Chapter Two: Enter the College Newspaper of Dreams

"Scientists unravel DNA's role in life" 
By Vivekananda Nemana
For the Washington Square News, published on February 5, 2008.

Note: This was the first article I wrote for the Washington Square News before I started staffing there. It got edited the shit out of, but it was my first real journalism experience. Sorry if this is terribly self-indulgent and painful to read. I'll write something a little more interesting as soon as I finish documenting everything I've published. 

Scientists first began mapping DNA in the 1980s to learn more about life's inner workings. 

But to unravel DNA's role in creating life, scientists need to understand how genes help form living organisms - a task undertaken by NYU professors Richard Bonneau and Nitin Baliga. 

The two researchers have mapped the regulatory circuit that controls a tiny organism that can survive in extreme environments, Halobacterium salinarum. The study is part of an emerging field called systems biology, which studies the complex interactions within entire biological systems. 

NYU Professors Richard Bonneau and Nitin Baliga collaborated with
researchers to create a systems biology model (WSN File Photo).

Bonneau is an assistant professor of biology at NYU's Center for Genomics and Systems Biology and the Courant Institute of Mathematical Sciences, and Baliga is a researcher from the Institute for Systems Biology in Seattle. 

Along with researchers from the University of Maryland, Vanderbilt University and the University of Washington, Bonneau and Baliga studied the control circuit of Halobacterium for over four years. 

They created a model that maps how the organism would adapt when forced into a new environment. In the end, their model accurately predicted how over 85 percent of the genome responded to changes over time, a milestone level of accuracy in predicting cellular changes. 
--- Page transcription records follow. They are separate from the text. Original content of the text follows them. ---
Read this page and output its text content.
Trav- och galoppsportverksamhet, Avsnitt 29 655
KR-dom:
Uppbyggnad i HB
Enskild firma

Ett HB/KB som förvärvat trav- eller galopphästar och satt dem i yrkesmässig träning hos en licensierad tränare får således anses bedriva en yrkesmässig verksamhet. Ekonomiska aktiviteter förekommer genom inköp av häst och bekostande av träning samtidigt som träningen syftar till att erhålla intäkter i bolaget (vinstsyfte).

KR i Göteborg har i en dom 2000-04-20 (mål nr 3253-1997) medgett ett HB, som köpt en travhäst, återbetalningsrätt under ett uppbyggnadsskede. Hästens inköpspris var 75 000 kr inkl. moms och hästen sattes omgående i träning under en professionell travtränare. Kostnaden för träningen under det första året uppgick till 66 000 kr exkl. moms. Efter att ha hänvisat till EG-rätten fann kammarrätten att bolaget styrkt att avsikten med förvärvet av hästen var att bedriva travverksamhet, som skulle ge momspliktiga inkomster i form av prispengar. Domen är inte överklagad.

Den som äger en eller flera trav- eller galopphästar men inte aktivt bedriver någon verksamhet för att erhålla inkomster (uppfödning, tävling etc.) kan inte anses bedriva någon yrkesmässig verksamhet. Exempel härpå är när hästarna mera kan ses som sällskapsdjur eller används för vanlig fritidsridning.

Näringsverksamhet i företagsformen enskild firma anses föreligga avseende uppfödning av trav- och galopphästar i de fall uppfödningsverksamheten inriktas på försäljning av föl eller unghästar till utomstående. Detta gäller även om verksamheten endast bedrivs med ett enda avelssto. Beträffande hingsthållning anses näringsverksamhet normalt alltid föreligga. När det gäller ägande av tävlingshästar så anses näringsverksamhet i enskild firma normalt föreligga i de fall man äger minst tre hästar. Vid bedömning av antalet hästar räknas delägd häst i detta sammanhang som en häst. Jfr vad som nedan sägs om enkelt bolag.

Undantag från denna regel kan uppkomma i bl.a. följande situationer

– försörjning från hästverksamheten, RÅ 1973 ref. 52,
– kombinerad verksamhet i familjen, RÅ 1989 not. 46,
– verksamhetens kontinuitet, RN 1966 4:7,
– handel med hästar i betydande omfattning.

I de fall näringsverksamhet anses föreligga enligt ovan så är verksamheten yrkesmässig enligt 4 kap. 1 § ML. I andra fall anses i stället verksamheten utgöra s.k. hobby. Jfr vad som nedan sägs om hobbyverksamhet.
Unlike older studies that only focus on one gene at a time, systems biology experiments simultaneously monitor all the genes in the genome, an organism's genetic material. This allows researchers to examine the connections between biological control circuits: the interactions among genes that form an organism's biological processes. 

Systems biology is currently examining how genetic building blocks are combined to make the final product - life. 

According to Bonneau, the practical advantage of understanding biological systems is that it opens doors for new forms of bioengineering, such as the biosynthesis of pharmaceuticals and the bioremediation of wastes. 

"In the end, understanding the circuits which control the cell systems and subsystems is a prerequisite for bioengineering," Bonneau said. "Once you figure out the circuit, you can move on to engineer the circuit to produce new things." 

Bonneau is assembling a team of students to work with him during the summer. 

"It's just the beginning," he said. "Working with [Dr. Baliga] has been a great collaboration, and we're going to continue it well into the future."